The project Unraveling anti-IgLON5 disease-associated tauopathy with neuroproteomics - which will run from June 2024 to December 2025 - will specifically study anti-IgLON5 disease, a rare autoimmune pathology that has been little studied and has a high mortality rate. In the early stages, it manifests itself as a sleep and movement disorder, in which, at the cellular level, there is an accumulation of neurofibrils, which consist of protein aggregates inside neurons, leading to their degeneration. With this study, scientists also hope to gain a more general understanding of how the brain is affected in diseases characterized by neuroinflammation, sleep disorders and cognitive dysfunction.
 

"Until now it has not been possible to understand the initial biochemical and cellular changes that lead to neurodegeneration in tauopathies (neurodegenerative diseases such as Alzheimer's, Parkinson's and anti-IgLON5)," says Luís Ribeiro, researcher at the UC Center for Neuroscience and Cell Biology.
 

In this context, to better understand the process of these alterations, the team is going to create "a disease model using autoantibodies obtained from patients with anti-IgLON5 disease", stresses the project leader.
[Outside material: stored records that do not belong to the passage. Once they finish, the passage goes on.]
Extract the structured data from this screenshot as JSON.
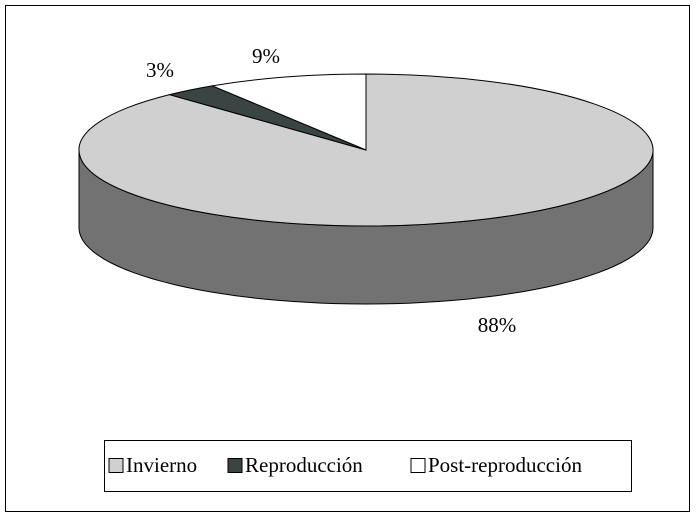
{
  "chart_data": {
    "type": "pie",
    "categories": [
      "Invierno",
      "Reproducción",
      "Post-reproducción"
    ],
    "values": [
      88,
      3,
      9
    ],
    "value_labels": [
      "88%",
      "3%",
      "9%"
    ],
    "colors": [
      "#d0d0d0",
      "#3a4442",
      "#ffffff"
    ],
    "legend": "bottom"
  }
}
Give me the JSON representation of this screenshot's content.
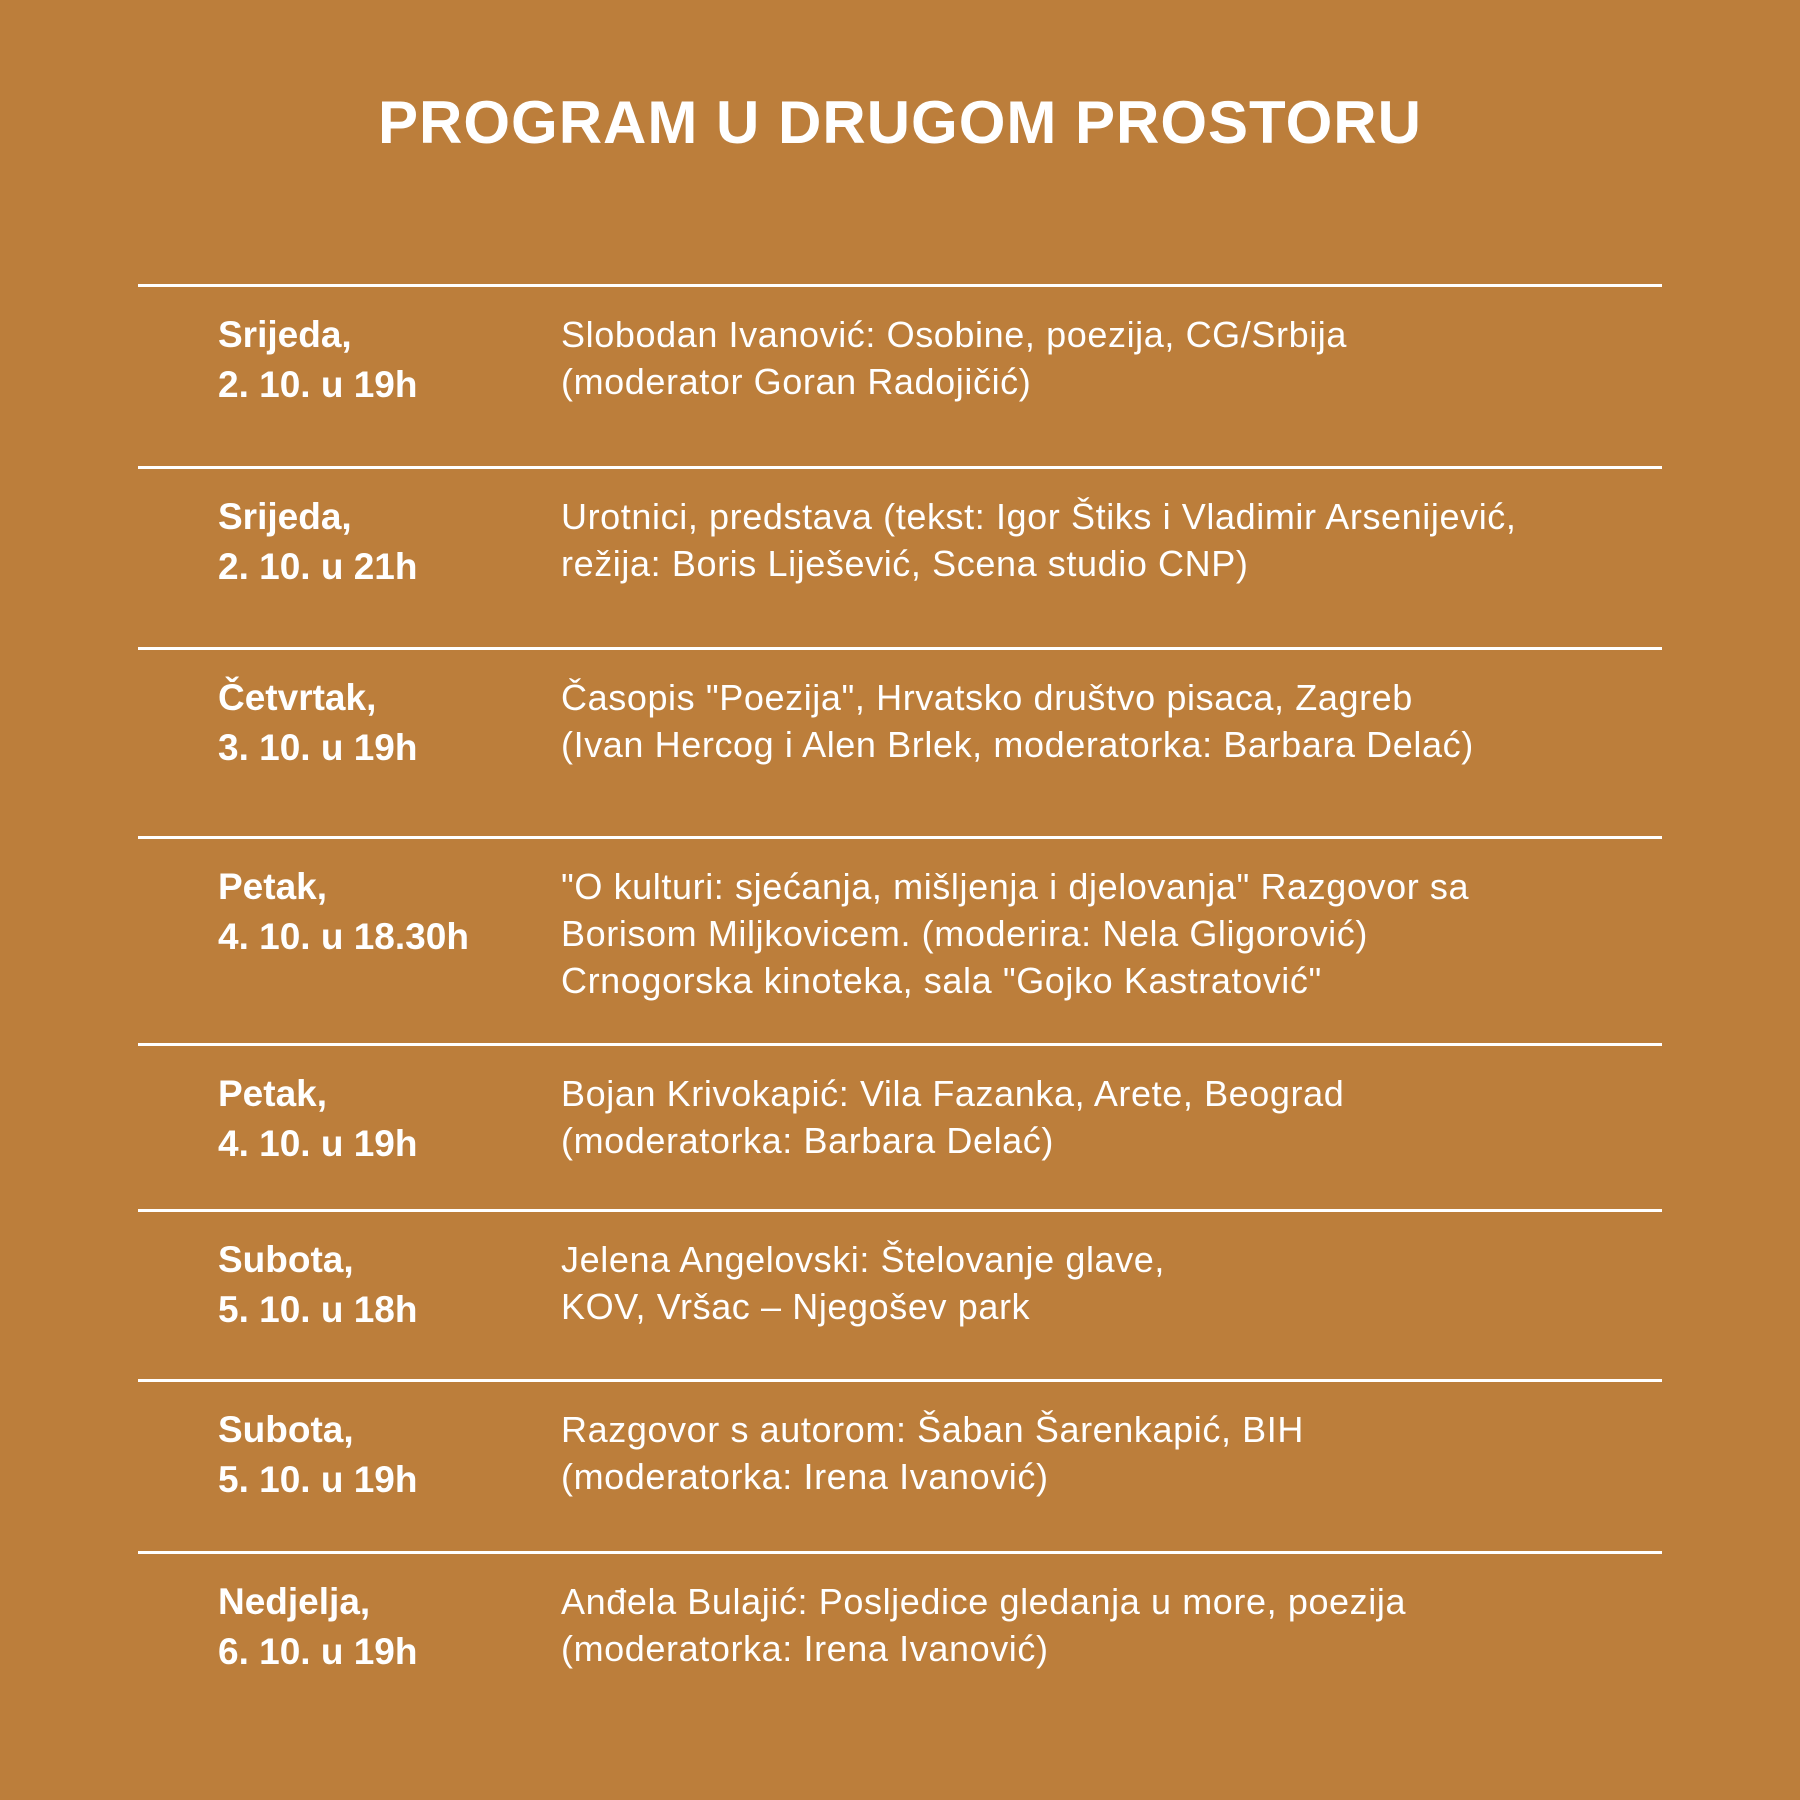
{
  "title": "PROGRAM U DRUGOM PROSTORU",
  "events": [
    {
      "day": "Srijeda,",
      "time": "2. 10. u 19h",
      "lines": [
        "Slobodan Ivanović: Osobine, poezija, CG/Srbija",
        "(moderator Goran Radojičić)"
      ]
    },
    {
      "day": "Srijeda,",
      "time": "2. 10. u 21h",
      "lines": [
        "Urotnici, predstava (tekst: Igor Štiks i Vladimir Arsenijević,",
        "režija: Boris Liješević, Scena studio CNP)"
      ]
    },
    {
      "day": "Četvrtak,",
      "time": "3. 10. u 19h",
      "lines": [
        "Časopis \"Poezija\", Hrvatsko društvo pisaca, Zagreb",
        "(Ivan Hercog i Alen Brlek, moderatorka: Barbara Delać)"
      ]
    },
    {
      "day": "Petak,",
      "time": "4. 10. u 18.30h",
      "lines": [
        "\"O kulturi: sjećanja, mišljenja i djelovanja\" Razgovor sa",
        "Borisom Miljkovicem. (moderira: Nela Gligorović)",
        "Crnogorska kinoteka, sala \"Gojko Kastratović\""
      ]
    },
    {
      "day": "Petak,",
      "time": "4. 10. u 19h",
      "lines": [
        "Bojan Krivokapić: Vila Fazanka, Arete, Beograd",
        "(moderatorka: Barbara Delać)"
      ]
    },
    {
      "day": "Subota,",
      "time": "5. 10. u 18h",
      "lines": [
        "Jelena Angelovski: Štelovanje glave,",
        "KOV, Vršac – Njegošev park"
      ]
    },
    {
      "day": "Subota,",
      "time": "5. 10. u 19h",
      "lines": [
        "Razgovor s autorom: Šaban Šarenkapić, BIH",
        "(moderatorka: Irena Ivanović)"
      ]
    },
    {
      "day": "Nedjelja,",
      "time": "6. 10. u 19h",
      "lines": [
        "Anđela Bulajić: Posljedice gledanja u more, poezija",
        "(moderatorka: Irena Ivanović)"
      ]
    }
  ]
}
Luís Ribeiro explains that people with this condition "develop autoantibodies against a protein on the neuronal surface - IgLON5 - which is thought to lead to the formation of neuronal neurofibrils and, consequently, neuronal death, but the mechanism is not known. These autoantibodies therefore provide us with the ideal tool to study these mechanisms."
 

In addition to understanding these mechanisms, this research may make it possible to identify, in a more global way, "principles about how the brain is affected in general by diseases characterized by neuroinflammation, sleep disorders, and cognitive dysfunction," says the UC researcher. In the particular case of sleep disorders, patients with anti-IgLON5 disease show this type of problem very strongly and, as such, "it is believed that the IgLON5 protein may also play an important role in controlling sleep," says the project leader. Therefore, "identifying the proteins that interact with IgLON5 will make it possible to understand the signaling pathways that are controlled by this protein, which, on the one hand, may regulate sleep; and, on the other, may be compromised in tauopathies," he adds.
 

The funding body, the Chan Zuckerberg Initiative, supports researchers from different universities and their teams to jointly explore innovative and interdisciplinary approaches to tackling critical challenges in the fields of neurodegenerative diseases and fundamental neuroscience. UC's partner in this project is Northwestern University, from the United States of America, through the team led by Jeffrey Savas, who will also receive more than 90,000 euros to conduct the research.
 

At UC, the project will also involve CNC-UC researcher and professor in the Life Sciences Department of the Faculty of Science and Technology, Ana Luísa Carvalho; CNC-UC researchers Beatriz Marques, Jeannette Schmidt and Maria Ester Coutinho; and CNC-UC PhD student Beatriz Ribeiro.